18 Nov 2016
Chagouamigon alley is so short and narrow that it almost escapes the eye when passing by it! It is located in the middle of a quadrant formed by Saint-Paul, de la Capitale, Place Royale and Saint-François-Xavier Streets. Its name was inspired by a former trading post located on the shores of Lake Superior in what is known today as the state of Wisconsin. The modern alley borders what was formally a place where people would assemble and organize massive fur trade fairs, dating all the way back to the 17th century.
© DENIS TREMBLAY
Go down Chagouamigon alley’s southern extremity and you will find another one of Old Montreal’s unscathed historical emblems: De la Capitale Street. Its name might lead you to thinking that it is a toponymical homage to Montreal when it was named the capital of united Canada between 1844 and 1849. Well that’s where you’re wrong, because archeological evidence has proved that this street’s name dates all the way back to 1689! Its name actually refers to the bastions which served as defensive reinforcements to the fortifications surrounding the city. The capital then referred to the central divide in these bastions, the exact location of today’s De la Capitale Street.
© VILLE DE MONTRÉAL
In the mood for a journey through time? Go to Saint-François-Xavier Street, between Notre-Dame and Saint-Sacrement Streets, and turn down De L’Hôpital Street. This short avenue is located on a small path which until 1672 allowed residents of the city to go to the hospital and the Hôtel-Dieu’s chapel. Only but a small part of this former path remains today.
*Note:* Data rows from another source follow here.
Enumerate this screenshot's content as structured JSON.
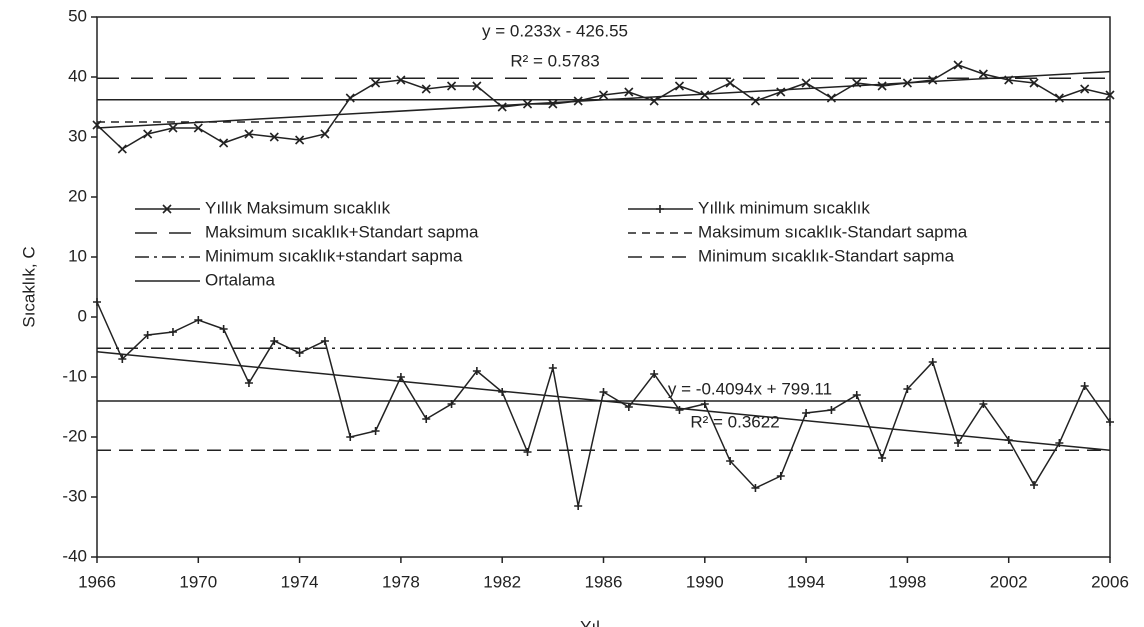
{
  "chart_data": {
    "type": "line",
    "y_label": "Sıcaklık, C",
    "x_label": "Yıl",
    "x": [
      1966,
      1967,
      1968,
      1969,
      1970,
      1971,
      1972,
      1973,
      1974,
      1975,
      1976,
      1977,
      1978,
      1979,
      1980,
      1981,
      1982,
      1983,
      1984,
      1985,
      1986,
      1987,
      1988,
      1989,
      1990,
      1991,
      1992,
      1993,
      1994,
      1995,
      1996,
      1997,
      1998,
      1999,
      2000,
      2001,
      2002,
      2003,
      2004,
      2005,
      2006
    ],
    "series": [
      {
        "name": "Yıllık Maksimum sıcaklık",
        "color": "#222222",
        "marker": "x",
        "values": [
          32,
          28,
          30.5,
          31.5,
          31.5,
          29,
          30.5,
          30,
          29.5,
          30.5,
          36.5,
          39,
          39.5,
          38,
          38.5,
          38.5,
          35,
          35.5,
          35.5,
          36,
          37,
          37.5,
          36,
          38.5,
          37,
          39,
          36,
          37.5,
          39,
          36.5,
          39,
          38.5,
          39,
          39.5,
          42,
          40.5,
          39.5,
          39,
          36.5,
          38,
          37
        ]
      },
      {
        "name": "Yıllık minimum sıcaklık",
        "color": "#222222",
        "marker": "+",
        "values": [
          2.5,
          -7,
          -3,
          -2.5,
          -0.5,
          -2,
          -11,
          -4,
          -6,
          -4,
          -20,
          -19,
          -10,
          -17,
          -14.5,
          -9,
          -12.5,
          -22.5,
          -8.5,
          -31.5,
          -12.5,
          -15,
          -9.5,
          -15.5,
          -14.5,
          -24,
          -28.5,
          -26.5,
          -16,
          -15.5,
          -13,
          -23.5,
          -12,
          -7.5,
          -21,
          -14.5,
          -20.5,
          -28,
          -21,
          -11.5,
          -17.5
        ]
      }
    ],
    "hlines": [
      {
        "name": "Maksimum sıcaklık+Standart sapma",
        "dash": "22 12",
        "values": [
          39.8
        ]
      },
      {
        "name": "Maksimum sıcaklık-Standart sapma",
        "dash": "8 6",
        "values": [
          32.5
        ]
      },
      {
        "name": "Minimum sıcaklık+standart sapma",
        "dash": "14 5 3 5",
        "values": [
          -5.2
        ]
      },
      {
        "name": "Minimum sıcaklık-Standart sapma",
        "dash": "14 8",
        "values": [
          -22.2
        ]
      },
      {
        "name": "Ortalama",
        "dash": "none",
        "values": [
          36.2,
          -14
        ]
      }
    ],
    "trendlines": [
      {
        "equation": "y = 0.233x - 426.55",
        "r2": "R² = 0.5783",
        "x": [
          1966,
          2006
        ],
        "values": [
          31.5,
          40.9
        ]
      },
      {
        "equation": "y = -0.4094x + 799.11",
        "r2": "R² = 0.3622",
        "x": [
          1966,
          2006
        ],
        "values": [
          -5.8,
          -22.2
        ]
      }
    ],
    "xlim": [
      1966,
      2006
    ],
    "xticks": [
      1966,
      1970,
      1974,
      1978,
      1982,
      1986,
      1990,
      1994,
      1998,
      2002,
      2006
    ],
    "ylim": [
      -40,
      50
    ],
    "yticks": [
      -40,
      -30,
      -20,
      -10,
      0,
      10,
      20,
      30,
      40,
      50
    ],
    "grid": false
  }
}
What better way to finish off this article by honouring the man who designed Montreal’s first street plans! In July of 1672, De Casson, a man of many talents (military chaplain, missionary priest, superior of the Saint-Sulpice divinity school and historian!) put on paper the very first vision of Montreal’s urban fabric. Interestingly enough, both Notre-Dame Street and Saint-Paul Street are center axes to his plan, which is still true in modern plans.
Though traces of the anciently fortified city are rare these days, Montreal’s toponymy draws a necessary portrait of the city’s cultural and historical evolution since it was founded almost 375 years ago. Every name has its own rich history which deserves our closest attention!